TCM Vision Benchmarks play a pivotal role in:

  • Standardized Model Assessment: Providing a unified protocol for fair and reproducible evaluation of TCM LLMs/MLLMs across multimodal diagnostic scenarios.
  • Advancing AI Integration in TCM: Enabling models to effectively assist clinicians, support education, and institutionalize evidence-based TCM practices (Liu et al., 13 Feb 2025).
  • Benchmark Availability and Expansion: Resources—datasets, leaderboards, code—are publicly accessible (e.g., https://tcmladder.com, http://github.com/Morty-Xu/TCC-Bench (Xie et al., 29 May 2025, Xu et al., 16 May 2025)), with provisions for continuous update based on contributions and real-world feedback.
  • Challenges and Open Problems: Addressing data scarcity, image quality, annotation labor, and expansion to underrepresented subfields (e.g., comprehensive pulse diagnostics, olfactory inspection). Future directions include enhanced automation in culturally sensitive data generation, multimodal fusion refinement, and deeper integration of clinical records (Huang et al., 10 Mar 2025, Xie et al., 29 May 2025).

A plausible implication is that mastery of these benchmarks may establish operational baselines for practical deployment of multimodal AI systems in TCM clinical environments, educational settings, and research workflows, bridging the gap between classical medical knowledge and contemporary AI technology.

7. Technical Innovations and Limitations

Technical advancements reflected in TCM Vision Benchmarks include:

  • Hierarchical Knowledge Organization: Tree-structured knowledge bases and retrieval-augmented generation techniques, improving answer retrieval and self-reflective consistency (Liu et al., 13 Feb 2025).
  • Modality-Specific Adapters: Vision and signal encoders with adapter layers enable integrated processing of multimodal TCM data (Chen et al., 20 Aug 2025).
  • Robust Evaluation Metrics: Ladder-Score and manual scoring criteria tailored to TCM terminology and reasoning structures (Xie et al., 29 May 2025).
  • Resource Requirements: Training models on these benchmarks requires substantial computational resources, extensive pre-training on large-scale multimodal corpora (e.g., ShizhenGPT uses 100GB+ of text and 200GB+ of multimodal data), and rigorous human curation for annotation and validation.
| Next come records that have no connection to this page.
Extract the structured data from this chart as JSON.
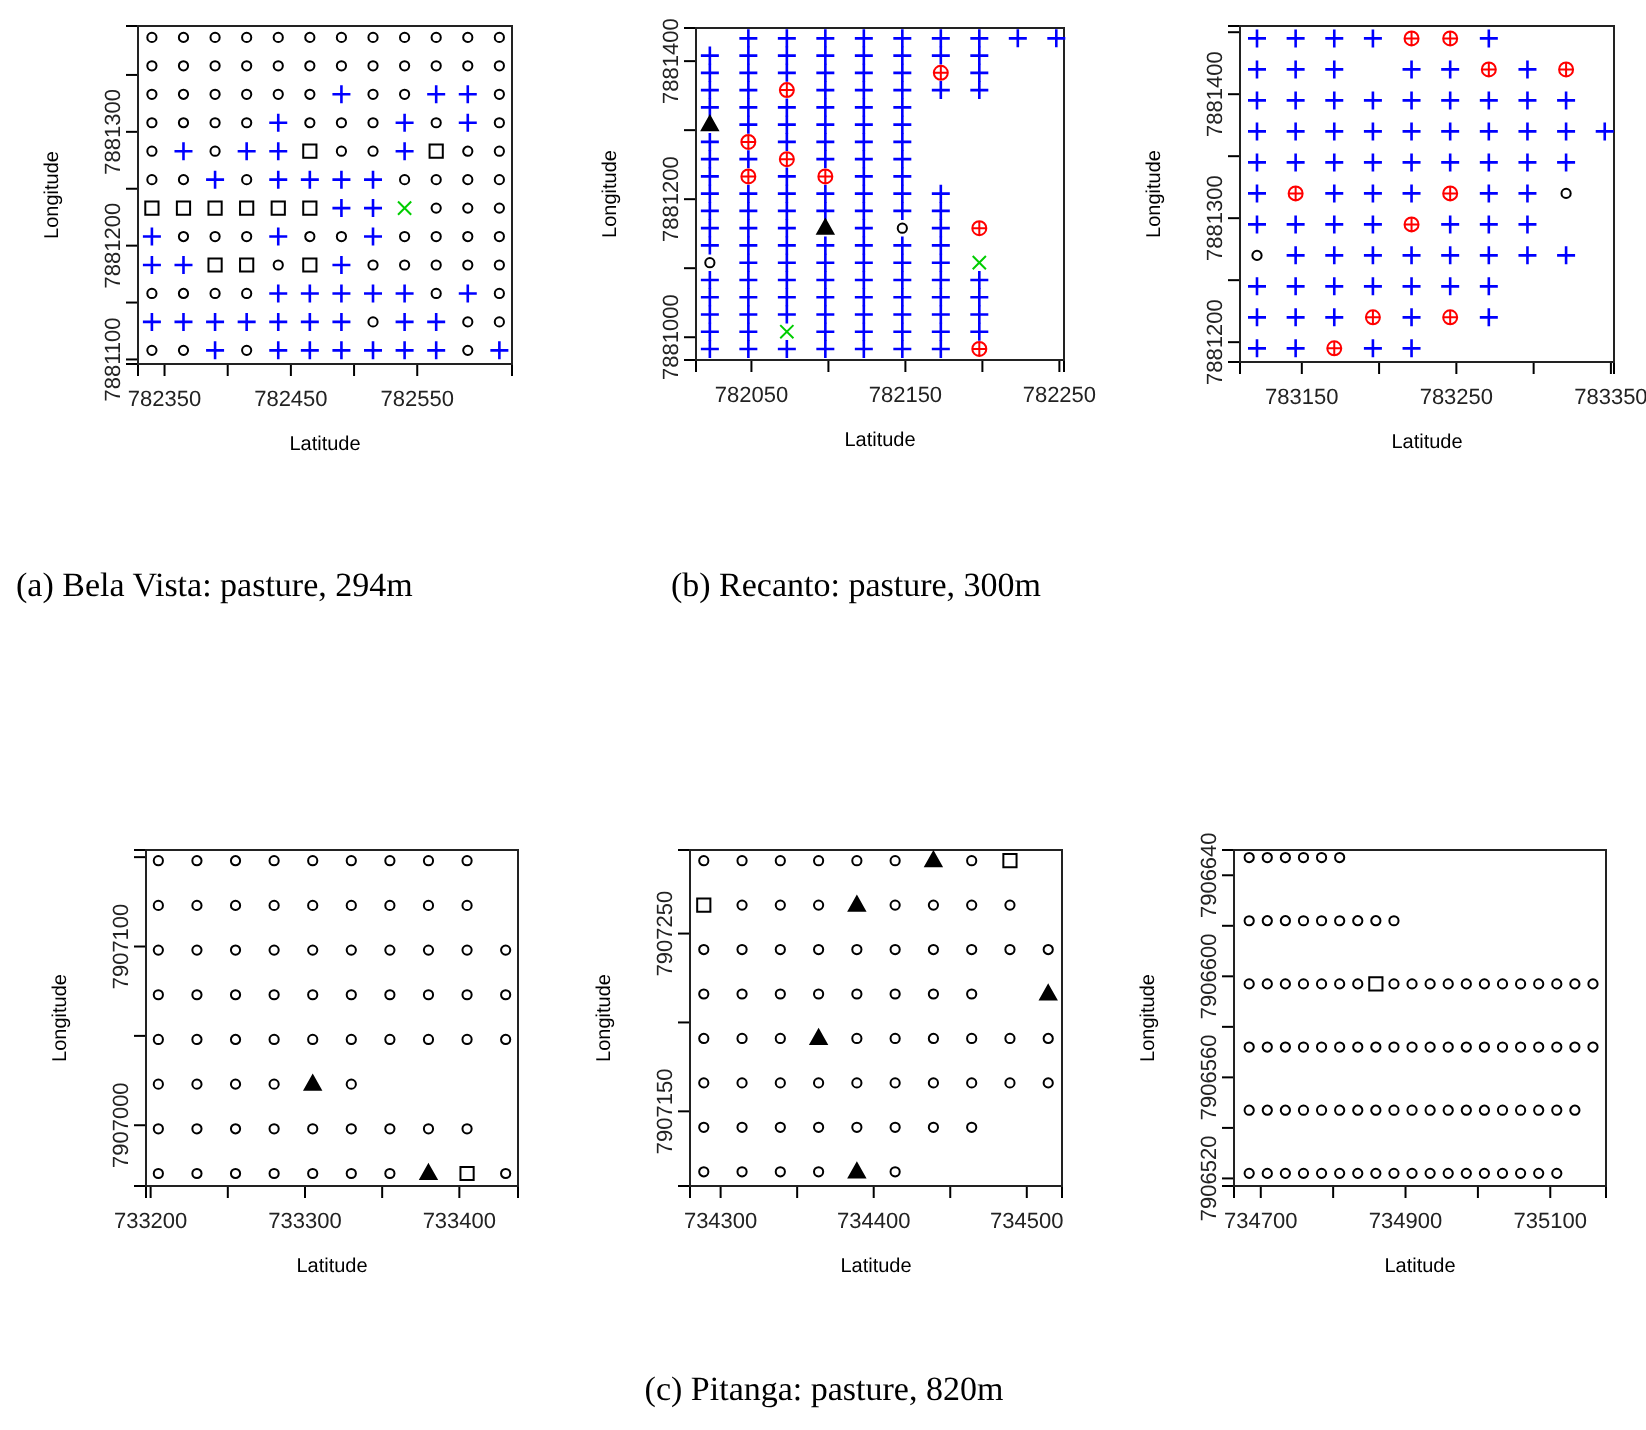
{
  "chart_data": [
    {
      "type": "scatter",
      "xlabel": "Latitude",
      "ylabel": "Longitude",
      "annotations": [
        "(a) Bela Vista: pasture, 294m"
      ],
      "xlim": [
        782329,
        782625
      ],
      "ylim": [
        7881096,
        7881393
      ],
      "xticks": [
        782350,
        {
          "value": 782400,
          "label": null
        },
        782450,
        {
          "value": 782500,
          "label": null
        },
        782550
      ],
      "yticks": [
        7881100,
        {
          "value": 7881150,
          "label": null
        },
        7881200,
        {
          "value": 7881250,
          "label": null
        },
        7881300,
        {
          "value": 7881350,
          "label": null
        }
      ],
      "series": [
        {
          "marker": "circle",
          "color": "#000000",
          "x": [
            782340,
            782365,
            782390,
            782415,
            782440,
            782465,
            782490,
            782515,
            782540,
            782565,
            782590,
            782615,
            782340,
            782365,
            782390,
            782415,
            782440,
            782465,
            782490,
            782515,
            782540,
            782565,
            782590,
            782615,
            782340,
            782365,
            782390,
            782415,
            782440,
            782465,
            782515,
            782540,
            782615,
            782340,
            782365,
            782390,
            782415,
            782465,
            782490,
            782515,
            782565,
            782615,
            782340,
            782390,
            782490,
            782515,
            782590,
            782615,
            782340,
            782365,
            782415,
            782540,
            782565,
            782590,
            782615,
            782565,
            782590,
            782615,
            782365,
            782390,
            782415,
            782465,
            782490,
            782540,
            782565,
            782590,
            782615,
            782440,
            782515,
            782540,
            782565,
            782590,
            782615,
            782340,
            782365,
            782390,
            782415,
            782565,
            782615,
            782515,
            782590,
            782615,
            782340,
            782365,
            782415,
            782590
          ],
          "values": [
            7881383,
            7881383,
            7881383,
            7881383,
            7881383,
            7881383,
            7881383,
            7881383,
            7881383,
            7881383,
            7881383,
            7881383,
            7881358,
            7881358,
            7881358,
            7881358,
            7881358,
            7881358,
            7881358,
            7881358,
            7881358,
            7881358,
            7881358,
            7881358,
            7881333,
            7881333,
            7881333,
            7881333,
            7881333,
            7881333,
            7881333,
            7881333,
            7881333,
            7881308,
            7881308,
            7881308,
            7881308,
            7881308,
            7881308,
            7881308,
            7881308,
            7881308,
            7881283,
            7881283,
            7881283,
            7881283,
            7881283,
            7881283,
            7881258,
            7881258,
            7881258,
            7881258,
            7881258,
            7881258,
            7881258,
            7881233,
            7881233,
            7881233,
            7881208,
            7881208,
            7881208,
            7881208,
            7881208,
            7881208,
            7881208,
            7881208,
            7881208,
            7881183,
            7881183,
            7881183,
            7881183,
            7881183,
            7881183,
            7881158,
            7881158,
            7881158,
            7881158,
            7881158,
            7881158,
            7881133,
            7881133,
            7881133,
            7881108,
            7881108,
            7881108,
            7881108
          ]
        },
        {
          "marker": "plus",
          "color": "#0000ff",
          "x": [
            782490,
            782565,
            782590,
            782440,
            782540,
            782590,
            782365,
            782415,
            782440,
            782540,
            782390,
            782440,
            782465,
            782490,
            782515,
            782490,
            782515,
            782340,
            782440,
            782515,
            782340,
            782365,
            782490,
            782440,
            782465,
            782490,
            782515,
            782540,
            782590,
            782340,
            782365,
            782390,
            782415,
            782440,
            782465,
            782490,
            782540,
            782565,
            782390,
            782440,
            782465,
            782490,
            782515,
            782540,
            782565,
            782615
          ],
          "values": [
            7881333,
            7881333,
            7881333,
            7881308,
            7881308,
            7881308,
            7881283,
            7881283,
            7881283,
            7881283,
            7881258,
            7881258,
            7881258,
            7881258,
            7881258,
            7881233,
            7881233,
            7881208,
            7881208,
            7881208,
            7881183,
            7881183,
            7881183,
            7881158,
            7881158,
            7881158,
            7881158,
            7881158,
            7881158,
            7881133,
            7881133,
            7881133,
            7881133,
            7881133,
            7881133,
            7881133,
            7881133,
            7881133,
            7881108,
            7881108,
            7881108,
            7881108,
            7881108,
            7881108,
            7881108,
            7881108
          ]
        },
        {
          "marker": "square",
          "color": "#000000",
          "x": [
            782465,
            782565,
            782340,
            782365,
            782390,
            782415,
            782440,
            782465,
            782390,
            782415,
            782465
          ],
          "values": [
            7881283,
            7881283,
            7881233,
            7881233,
            7881233,
            7881233,
            7881233,
            7881233,
            7881183,
            7881183,
            7881183
          ]
        },
        {
          "marker": "x",
          "color": "#00cd00",
          "x": [
            782540
          ],
          "values": [
            7881233
          ]
        }
      ]
    },
    {
      "type": "scatter",
      "xlabel": "Latitude",
      "ylabel": "Longitude",
      "annotations": [
        "(b) Recanto: pasture, 300m"
      ],
      "xlim": [
        782014,
        782253
      ],
      "ylim": [
        7880967,
        7881448
      ],
      "xticks": [
        782050,
        {
          "value": 782100,
          "label": null
        },
        782150,
        {
          "value": 782200,
          "label": null
        },
        782250
      ],
      "yticks": [
        7881000,
        {
          "value": 7881100,
          "label": null
        },
        7881200,
        {
          "value": 7881300,
          "label": null
        },
        7881400
      ],
      "series": [
        {
          "marker": "plus",
          "color": "#0000ff",
          "x": [
            782023,
            782023,
            782023,
            782023,
            782023,
            782023,
            782023,
            782023,
            782023,
            782023,
            782023,
            782023,
            782023,
            782023,
            782023,
            782023,
            782048,
            782048,
            782048,
            782048,
            782048,
            782048,
            782048,
            782048,
            782048,
            782048,
            782048,
            782048,
            782048,
            782048,
            782048,
            782048,
            782048,
            782073,
            782073,
            782073,
            782073,
            782073,
            782073,
            782073,
            782073,
            782073,
            782073,
            782073,
            782073,
            782073,
            782073,
            782073,
            782073,
            782098,
            782098,
            782098,
            782098,
            782098,
            782098,
            782098,
            782098,
            782098,
            782098,
            782098,
            782098,
            782098,
            782098,
            782098,
            782098,
            782098,
            782123,
            782123,
            782123,
            782123,
            782123,
            782123,
            782123,
            782123,
            782123,
            782123,
            782123,
            782123,
            782123,
            782123,
            782123,
            782123,
            782123,
            782123,
            782123,
            782148,
            782148,
            782148,
            782148,
            782148,
            782148,
            782148,
            782148,
            782148,
            782148,
            782148,
            782148,
            782148,
            782148,
            782148,
            782148,
            782148,
            782148,
            782173,
            782173,
            782173,
            782173,
            782173,
            782173,
            782173,
            782173,
            782173,
            782173,
            782173,
            782173,
            782173,
            782198,
            782198,
            782198,
            782198,
            782198,
            782198,
            782198,
            782198,
            782223,
            782248
          ],
          "values": [
            7880983,
            7881008,
            7881033,
            7881058,
            7881083,
            7881133,
            7881158,
            7881183,
            7881208,
            7881233,
            7881258,
            7881283,
            7881333,
            7881358,
            7881383,
            7881408,
            7880983,
            7881008,
            7881033,
            7881058,
            7881083,
            7881108,
            7881133,
            7881158,
            7881183,
            7881208,
            7881258,
            7881308,
            7881333,
            7881358,
            7881383,
            7881408,
            7881433,
            7880983,
            7881033,
            7881058,
            7881083,
            7881108,
            7881133,
            7881158,
            7881183,
            7881208,
            7881233,
            7881283,
            7881308,
            7881333,
            7881383,
            7881408,
            7881433,
            7880983,
            7881008,
            7881033,
            7881058,
            7881083,
            7881108,
            7881133,
            7881183,
            7881208,
            7881258,
            7881283,
            7881308,
            7881333,
            7881358,
            7881383,
            7881408,
            7881433,
            7880983,
            7881008,
            7881033,
            7881058,
            7881083,
            7881108,
            7881133,
            7881158,
            7881183,
            7881208,
            7881233,
            7881258,
            7881283,
            7881308,
            7881333,
            7881358,
            7881383,
            7881408,
            7881433,
            7880983,
            7881008,
            7881033,
            7881058,
            7881083,
            7881108,
            7881133,
            7881183,
            7881208,
            7881233,
            7881258,
            7881283,
            7881308,
            7881333,
            7881358,
            7881383,
            7881408,
            7881433,
            7880983,
            7881008,
            7881033,
            7881058,
            7881083,
            7881108,
            7881133,
            7881158,
            7881183,
            7881208,
            7881358,
            7881408,
            7881433,
            7881008,
            7881033,
            7881058,
            7881083,
            7881358,
            7881383,
            7881408,
            7881433,
            7881433,
            7881433
          ]
        },
        {
          "marker": "cross",
          "color": "#ff0000",
          "x": [
            782048,
            782048,
            782073,
            782073,
            782098,
            782173,
            782198,
            782198
          ],
          "values": [
            7881233,
            7881283,
            7881258,
            7881358,
            7881233,
            7881383,
            7881158,
            7880983
          ]
        },
        {
          "marker": "triangle",
          "color": "#000000",
          "x": [
            782023,
            782098
          ],
          "values": [
            7881308,
            7881158
          ]
        },
        {
          "marker": "circle",
          "color": "#000000",
          "x": [
            782023,
            782148
          ],
          "values": [
            7881108,
            7881158
          ]
        },
        {
          "marker": "x",
          "color": "#00cd00",
          "x": [
            782073,
            782198
          ],
          "values": [
            7881008,
            7881108
          ]
        }
      ]
    },
    {
      "type": "scatter",
      "xlabel": "Latitude",
      "ylabel": "Longitude",
      "xlim": [
        783110,
        783352
      ],
      "ylim": [
        7881184,
        7881455
      ],
      "xticks": [
        783150,
        {
          "value": 783200,
          "label": null
        },
        783250,
        {
          "value": 783300,
          "label": null
        },
        783350
      ],
      "yticks": [
        7881200,
        {
          "value": 7881250,
          "label": null
        },
        7881300,
        {
          "value": 7881350,
          "label": null
        },
        7881400,
        {
          "value": 7881450,
          "label": null
        }
      ],
      "series": [
        {
          "marker": "plus",
          "color": "#0000ff",
          "x": [
            783121,
            783146,
            783171,
            783196,
            783271,
            783121,
            783146,
            783171,
            783221,
            783246,
            783296,
            783121,
            783146,
            783171,
            783196,
            783221,
            783246,
            783271,
            783296,
            783321,
            783121,
            783146,
            783171,
            783196,
            783221,
            783246,
            783271,
            783296,
            783321,
            783346,
            783121,
            783146,
            783171,
            783196,
            783221,
            783246,
            783271,
            783296,
            783321,
            783121,
            783171,
            783196,
            783221,
            783271,
            783296,
            783121,
            783146,
            783171,
            783196,
            783246,
            783271,
            783296,
            783146,
            783171,
            783196,
            783221,
            783246,
            783271,
            783296,
            783321,
            783121,
            783146,
            783171,
            783196,
            783221,
            783246,
            783271,
            783121,
            783146,
            783171,
            783221,
            783271,
            783121,
            783146,
            783196,
            783221
          ],
          "values": [
            7881445,
            7881445,
            7881445,
            7881445,
            7881445,
            7881420,
            7881420,
            7881420,
            7881420,
            7881420,
            7881420,
            7881395,
            7881395,
            7881395,
            7881395,
            7881395,
            7881395,
            7881395,
            7881395,
            7881395,
            7881370,
            7881370,
            7881370,
            7881370,
            7881370,
            7881370,
            7881370,
            7881370,
            7881370,
            7881370,
            7881345,
            7881345,
            7881345,
            7881345,
            7881345,
            7881345,
            7881345,
            7881345,
            7881345,
            7881320,
            7881320,
            7881320,
            7881320,
            7881320,
            7881320,
            7881295,
            7881295,
            7881295,
            7881295,
            7881295,
            7881295,
            7881295,
            7881270,
            7881270,
            7881270,
            7881270,
            7881270,
            7881270,
            7881270,
            7881270,
            7881245,
            7881245,
            7881245,
            7881245,
            7881245,
            7881245,
            7881245,
            7881220,
            7881220,
            7881220,
            7881220,
            7881220,
            7881195,
            7881195,
            7881195,
            7881195
          ]
        },
        {
          "marker": "cross",
          "color": "#ff0000",
          "x": [
            783221,
            783246,
            783271,
            783321,
            783146,
            783246,
            783221,
            783196,
            783246,
            783171
          ],
          "values": [
            7881445,
            7881445,
            7881420,
            7881420,
            7881320,
            7881320,
            7881295,
            7881220,
            7881220,
            7881195
          ]
        },
        {
          "marker": "circle",
          "color": "#000000",
          "x": [
            783321,
            783121
          ],
          "values": [
            7881320,
            7881270
          ]
        }
      ]
    },
    {
      "type": "scatter",
      "xlabel": "Latitude",
      "ylabel": "Longitude",
      "annotations": [
        "(c) Pitanga: pasture, 820m"
      ],
      "xlim": [
        733197,
        733438
      ],
      "ylim": [
        7906966,
        7907154
      ],
      "xticks": [
        733200,
        {
          "value": 733250,
          "label": null
        },
        733300,
        {
          "value": 733350,
          "label": null
        },
        733400
      ],
      "yticks": [
        7907000,
        {
          "value": 7907050,
          "label": null
        },
        7907100,
        {
          "value": 7907150,
          "label": null
        }
      ],
      "series": [
        {
          "marker": "circle",
          "color": "#000000",
          "x": [
            733205,
            733230,
            733255,
            733280,
            733305,
            733330,
            733355,
            733380,
            733405,
            733205,
            733230,
            733255,
            733280,
            733305,
            733330,
            733355,
            733380,
            733405,
            733205,
            733230,
            733255,
            733280,
            733305,
            733330,
            733355,
            733380,
            733405,
            733430,
            733205,
            733230,
            733255,
            733280,
            733305,
            733330,
            733355,
            733380,
            733405,
            733430,
            733205,
            733230,
            733255,
            733280,
            733305,
            733330,
            733355,
            733380,
            733405,
            733430,
            733205,
            733230,
            733255,
            733280,
            733330,
            733205,
            733230,
            733255,
            733280,
            733305,
            733330,
            733355,
            733380,
            733405,
            733205,
            733230,
            733255,
            733280,
            733305,
            733330,
            733355,
            733430
          ],
          "values": [
            7907148,
            7907148,
            7907148,
            7907148,
            7907148,
            7907148,
            7907148,
            7907148,
            7907148,
            7907123,
            7907123,
            7907123,
            7907123,
            7907123,
            7907123,
            7907123,
            7907123,
            7907123,
            7907098,
            7907098,
            7907098,
            7907098,
            7907098,
            7907098,
            7907098,
            7907098,
            7907098,
            7907098,
            7907073,
            7907073,
            7907073,
            7907073,
            7907073,
            7907073,
            7907073,
            7907073,
            7907073,
            7907073,
            7907048,
            7907048,
            7907048,
            7907048,
            7907048,
            7907048,
            7907048,
            7907048,
            7907048,
            7907048,
            7907023,
            7907023,
            7907023,
            7907023,
            7907023,
            7906998,
            7906998,
            7906998,
            7906998,
            7906998,
            7906998,
            7906998,
            7906998,
            7906998,
            7906973,
            7906973,
            7906973,
            7906973,
            7906973,
            7906973,
            7906973,
            7906973
          ]
        },
        {
          "marker": "triangle",
          "color": "#000000",
          "x": [
            733305,
            733380
          ],
          "values": [
            7907023,
            7906973
          ]
        },
        {
          "marker": "square",
          "color": "#000000",
          "x": [
            733405
          ],
          "values": [
            7906973
          ]
        }
      ]
    },
    {
      "type": "scatter",
      "xlabel": "Latitude",
      "ylabel": "Longitude",
      "xlim": [
        734280,
        734523
      ],
      "ylim": [
        7907108,
        7907297
      ],
      "xticks": [
        734300,
        {
          "value": 734350,
          "label": null
        },
        734400,
        {
          "value": 734450,
          "label": null
        },
        734500
      ],
      "yticks": [
        7907150,
        {
          "value": 7907200,
          "label": null
        },
        7907250
      ],
      "series": [
        {
          "marker": "circle",
          "color": "#000000",
          "x": [
            734289,
            734314,
            734339,
            734364,
            734389,
            734414,
            734464,
            734314,
            734339,
            734364,
            734414,
            734439,
            734464,
            734489,
            734289,
            734314,
            734339,
            734364,
            734389,
            734414,
            734439,
            734464,
            734489,
            734514,
            734289,
            734314,
            734339,
            734364,
            734389,
            734414,
            734439,
            734464,
            734289,
            734314,
            734339,
            734389,
            734414,
            734439,
            734464,
            734489,
            734514,
            734289,
            734314,
            734339,
            734364,
            734389,
            734414,
            734439,
            734464,
            734489,
            734514,
            734289,
            734314,
            734339,
            734364,
            734389,
            734414,
            734439,
            734464,
            734289,
            734314,
            734339,
            734364,
            734414
          ],
          "values": [
            7907291,
            7907291,
            7907291,
            7907291,
            7907291,
            7907291,
            7907291,
            7907266,
            7907266,
            7907266,
            7907266,
            7907266,
            7907266,
            7907266,
            7907241,
            7907241,
            7907241,
            7907241,
            7907241,
            7907241,
            7907241,
            7907241,
            7907241,
            7907241,
            7907216,
            7907216,
            7907216,
            7907216,
            7907216,
            7907216,
            7907216,
            7907216,
            7907191,
            7907191,
            7907191,
            7907191,
            7907191,
            7907191,
            7907191,
            7907191,
            7907191,
            7907166,
            7907166,
            7907166,
            7907166,
            7907166,
            7907166,
            7907166,
            7907166,
            7907166,
            7907166,
            7907141,
            7907141,
            7907141,
            7907141,
            7907141,
            7907141,
            7907141,
            7907141,
            7907116,
            7907116,
            7907116,
            7907116,
            7907116
          ]
        },
        {
          "marker": "triangle",
          "color": "#000000",
          "x": [
            734439,
            734389,
            734514,
            734364,
            734389
          ],
          "values": [
            7907291,
            7907266,
            7907216,
            7907191,
            7907116
          ]
        },
        {
          "marker": "square",
          "color": "#000000",
          "x": [
            734489,
            734289
          ],
          "values": [
            7907291,
            7907266
          ]
        }
      ]
    },
    {
      "type": "scatter",
      "xlabel": "Latitude",
      "ylabel": "Longitude",
      "xlim": [
        734663,
        735177
      ],
      "ylim": [
        7906517,
        7906650
      ],
      "xticks": [
        734700,
        {
          "value": 734800,
          "label": null
        },
        734900,
        {
          "value": 735000,
          "label": null
        },
        735100
      ],
      "yticks": [
        7906520,
        {
          "value": 7906540,
          "label": null
        },
        7906560,
        {
          "value": 7906580,
          "label": null
        },
        7906600,
        {
          "value": 7906620,
          "label": null
        },
        7906640
      ],
      "series": [
        {
          "marker": "circle",
          "color": "#000000",
          "x": [
            734684,
            734709,
            734734,
            734759,
            734784,
            734809,
            734684,
            734709,
            734734,
            734759,
            734784,
            734809,
            734834,
            734859,
            734884,
            734684,
            734709,
            734734,
            734759,
            734784,
            734809,
            734834,
            734884,
            734909,
            734934,
            734959,
            734984,
            735009,
            735034,
            735059,
            735084,
            735109,
            735134,
            735159,
            734684,
            734709,
            734734,
            734759,
            734784,
            734809,
            734834,
            734859,
            734884,
            734909,
            734934,
            734959,
            734984,
            735009,
            735034,
            735059,
            735084,
            735109,
            735134,
            735159,
            734684,
            734709,
            734734,
            734759,
            734784,
            734809,
            734834,
            734859,
            734884,
            734909,
            734934,
            734959,
            734984,
            735009,
            735034,
            735059,
            735084,
            735109,
            735134,
            734684,
            734709,
            734734,
            734759,
            734784,
            734809,
            734834,
            734859,
            734884,
            734909,
            734934,
            734959,
            734984,
            735009,
            735034,
            735059,
            735084,
            735109
          ],
          "values": [
            7906647,
            7906647,
            7906647,
            7906647,
            7906647,
            7906647,
            7906622,
            7906622,
            7906622,
            7906622,
            7906622,
            7906622,
            7906622,
            7906622,
            7906622,
            7906597,
            7906597,
            7906597,
            7906597,
            7906597,
            7906597,
            7906597,
            7906597,
            7906597,
            7906597,
            7906597,
            7906597,
            7906597,
            7906597,
            7906597,
            7906597,
            7906597,
            7906597,
            7906597,
            7906572,
            7906572,
            7906572,
            7906572,
            7906572,
            7906572,
            7906572,
            7906572,
            7906572,
            7906572,
            7906572,
            7906572,
            7906572,
            7906572,
            7906572,
            7906572,
            7906572,
            7906572,
            7906572,
            7906572,
            7906547,
            7906547,
            7906547,
            7906547,
            7906547,
            7906547,
            7906547,
            7906547,
            7906547,
            7906547,
            7906547,
            7906547,
            7906547,
            7906547,
            7906547,
            7906547,
            7906547,
            7906547,
            7906547,
            7906522,
            7906522,
            7906522,
            7906522,
            7906522,
            7906522,
            7906522,
            7906522,
            7906522,
            7906522,
            7906522,
            7906522,
            7906522,
            7906522,
            7906522,
            7906522,
            7906522,
            7906522
          ]
        },
        {
          "marker": "square",
          "color": "#000000",
          "x": [
            734859
          ],
          "values": [
            7906597
          ]
        }
      ]
    }
  ]
}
Current limitations include the labor intensity of human verification, incomplete coverage of the vast and nuanced scope of TCM knowledge, and challenges in producing models that handle cross-modal ambiguity (e.g., polysemous TCM terms or visual features not explicitly represented in training data).


In summary, the TCM Vision Benchmark suite represents a fundamental advance in the evaluation of AI models for Traditional Chinese Medicine, emphasizing multimodal integration, culturally precise reasoning, and rigorous domain-specific assessment protocols. These benchmarks furnish researchers and practitioners with standardized resources to systematically measure and improve the capabilities of AI systems in complex TCM contexts.